Deixei-a de lado e me juntei às pessoas dançando. Mas que merda! Eu tinha ido ali para me esquecer dela, e eu acabava pensando cada vez naquela maldita mulher. Eu não queria amá-la, eu nunca quis me apaixonar, por que diabos Bellatrix tinha que mudar isso? Eu sempre soube que ela era problema, eu sempre soube que ela não me amava, mas continuei me afundando nela, ignorando a consciência que me dizia que aquilo não acabaria bem. Não pude evitar cair em sus encantos. Não havia muito tempo que eu diria que Bella era meu amor e eu nunca queria deixar esse amor acabar. Agora eu estava tão ferido que tudo que eu mais queria era que aquilo acabasse. Eu sabia que nunca me libertaria dela enquanto não deixasse o que eu sentia ir embora, mas quem disse que eu conseguia fazer isso? Bella não era só meu amor, ela tinha se tornado minha droga, um vício que eu estava tentando desesperadamente deixar, mas não conseguia.

Já que ela era um vício, eu tentei substituí-la por outra droga, a bebida. Dancei por um bom tempo, tendo sempre a companhia de um copo de uísque de fogo. Fui beijado e tocado em diversos lugares por todo tipo de gente, e o clima pesado e quente do clube foi tudo que ocupou minha mente inebriada por esse tempo. Tive a ilusão de tê-la esquecido, até que vi se aproximar de mim uma mulher de cabelos negros e sedosos moldados em cachos largos, pele alva e pálpebras pesadas. Meus olhos, já um pouco turvos, acompanharam cada movimento seu. Ela se parecia tanto com Bella, tanto... Eu sabia que meu objetivo ali era me libertar de Bellatrix, mas eu já estava por de mais ébrio para me lembrar disso.

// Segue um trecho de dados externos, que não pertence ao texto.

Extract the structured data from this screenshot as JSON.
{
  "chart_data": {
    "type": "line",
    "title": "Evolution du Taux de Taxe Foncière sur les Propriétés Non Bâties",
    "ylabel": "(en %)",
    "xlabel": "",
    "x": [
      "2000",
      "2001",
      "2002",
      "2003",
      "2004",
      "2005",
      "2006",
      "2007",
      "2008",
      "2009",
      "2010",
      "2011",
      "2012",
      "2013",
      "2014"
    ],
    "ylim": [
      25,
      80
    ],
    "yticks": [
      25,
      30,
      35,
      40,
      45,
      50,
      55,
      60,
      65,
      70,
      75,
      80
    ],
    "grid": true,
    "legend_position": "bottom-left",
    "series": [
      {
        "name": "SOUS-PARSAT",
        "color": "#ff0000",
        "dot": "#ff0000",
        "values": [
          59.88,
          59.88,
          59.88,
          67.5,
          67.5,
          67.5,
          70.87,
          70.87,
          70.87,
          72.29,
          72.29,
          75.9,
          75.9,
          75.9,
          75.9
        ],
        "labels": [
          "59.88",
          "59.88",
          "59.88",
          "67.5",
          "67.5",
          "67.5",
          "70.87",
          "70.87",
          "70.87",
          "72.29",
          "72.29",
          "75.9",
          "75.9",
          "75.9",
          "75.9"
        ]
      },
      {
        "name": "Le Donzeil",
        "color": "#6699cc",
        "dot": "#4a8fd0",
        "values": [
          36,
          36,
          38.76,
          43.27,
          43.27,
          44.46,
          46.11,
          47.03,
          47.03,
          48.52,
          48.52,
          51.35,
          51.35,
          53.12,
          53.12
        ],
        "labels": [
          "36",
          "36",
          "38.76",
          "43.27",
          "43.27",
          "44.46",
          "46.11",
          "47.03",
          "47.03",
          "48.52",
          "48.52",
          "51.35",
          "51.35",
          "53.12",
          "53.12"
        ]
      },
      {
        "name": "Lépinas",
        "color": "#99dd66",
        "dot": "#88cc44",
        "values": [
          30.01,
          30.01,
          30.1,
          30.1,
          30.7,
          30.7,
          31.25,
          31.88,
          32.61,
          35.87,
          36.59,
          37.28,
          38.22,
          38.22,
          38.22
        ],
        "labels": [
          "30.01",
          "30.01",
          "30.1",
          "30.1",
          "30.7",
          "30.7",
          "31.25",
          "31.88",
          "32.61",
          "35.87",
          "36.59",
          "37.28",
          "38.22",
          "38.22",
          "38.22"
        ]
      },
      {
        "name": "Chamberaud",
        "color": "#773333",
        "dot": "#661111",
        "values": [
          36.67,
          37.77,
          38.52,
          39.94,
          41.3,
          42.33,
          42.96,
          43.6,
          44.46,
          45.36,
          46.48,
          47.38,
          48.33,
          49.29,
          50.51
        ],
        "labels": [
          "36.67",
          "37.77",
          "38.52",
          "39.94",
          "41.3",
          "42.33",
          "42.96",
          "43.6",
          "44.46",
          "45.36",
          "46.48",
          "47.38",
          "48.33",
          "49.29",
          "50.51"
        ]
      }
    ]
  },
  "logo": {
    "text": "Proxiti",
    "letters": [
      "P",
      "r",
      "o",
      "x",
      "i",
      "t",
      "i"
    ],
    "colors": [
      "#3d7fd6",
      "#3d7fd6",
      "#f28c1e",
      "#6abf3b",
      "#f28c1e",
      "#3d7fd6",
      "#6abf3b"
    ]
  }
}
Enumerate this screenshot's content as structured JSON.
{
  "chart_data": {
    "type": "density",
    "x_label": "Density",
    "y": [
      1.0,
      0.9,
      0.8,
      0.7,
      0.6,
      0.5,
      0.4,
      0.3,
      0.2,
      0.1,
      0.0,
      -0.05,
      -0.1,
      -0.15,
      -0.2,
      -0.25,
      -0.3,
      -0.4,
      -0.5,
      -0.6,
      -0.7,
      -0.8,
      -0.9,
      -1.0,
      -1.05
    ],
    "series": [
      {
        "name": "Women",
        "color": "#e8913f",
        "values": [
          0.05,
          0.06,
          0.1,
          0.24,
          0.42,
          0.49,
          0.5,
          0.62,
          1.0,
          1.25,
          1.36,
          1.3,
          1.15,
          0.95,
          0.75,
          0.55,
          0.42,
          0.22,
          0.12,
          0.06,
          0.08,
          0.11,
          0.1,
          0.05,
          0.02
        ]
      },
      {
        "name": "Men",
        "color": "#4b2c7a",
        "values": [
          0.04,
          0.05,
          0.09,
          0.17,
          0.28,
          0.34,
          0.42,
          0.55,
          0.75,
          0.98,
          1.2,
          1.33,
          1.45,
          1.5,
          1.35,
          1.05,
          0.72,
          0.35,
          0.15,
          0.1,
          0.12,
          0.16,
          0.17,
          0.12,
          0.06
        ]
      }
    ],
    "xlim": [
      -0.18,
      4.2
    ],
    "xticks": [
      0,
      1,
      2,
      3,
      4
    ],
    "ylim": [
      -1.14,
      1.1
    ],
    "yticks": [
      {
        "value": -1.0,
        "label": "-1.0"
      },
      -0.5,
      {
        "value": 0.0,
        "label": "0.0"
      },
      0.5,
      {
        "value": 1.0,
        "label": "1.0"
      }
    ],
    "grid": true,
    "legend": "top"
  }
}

Fui até ela, percebendo que era muito jovem, vinte anos no máximo, a idade que eu aparentava com a Polissuco. Mesmo embriagado, eu pude perceber que ela tinha o sangue puro, seu jeito de falar e andar indicava isso. Será que teria algum sangue de Black correndo nas veias? Eu não duvidaria, pela sua aparência. Descobri seu nome depois de alguns beijos e outras carícias. Yasmin Bruke. Com certeza tinha parentesco com os Black, mesmo que distante. O resto da noite foi um borrão, apenas alguns flashes do que aconteceu permaneceram em minha memória. A música. A fumaça da turma de adolescentes fumando folha de mandrágora. Yasmin nua gemendo sob mim.

Acordei no dia seguinte com uma Cruciatus concentrada apenas em meu crânio. Tentei abrir os olhos, mas tudo que vi foi uma janela aberta pela qual entrava a luz de mil sóis. Tampei o rosto com o travesseiro e resmunguei algum impropério, ainda incapaz de pensar racionalmente. Mesmo com as pálpebras cerradas, percebi que o ambiente ficara mais escuro, e tentei abrir os olhos novamente. As cortinas haviam sido fechadas. Pude finalmente olhar em volta, e vi que estava em um quarto pequeno, infinitamente menor que meu quarto na Mansão Lestrange. Onde diabos eu estava? Com as pesadas cortinas fechadas, o lugar era escuro e não tinha a aparência de ser visitado diariamente por elfos domésticos.

- Que lugar é esse? - murmurei, ainda meio sonolento.

- É um dos quartos para alugar do andar de cima do Barrete Vermelho, é claro.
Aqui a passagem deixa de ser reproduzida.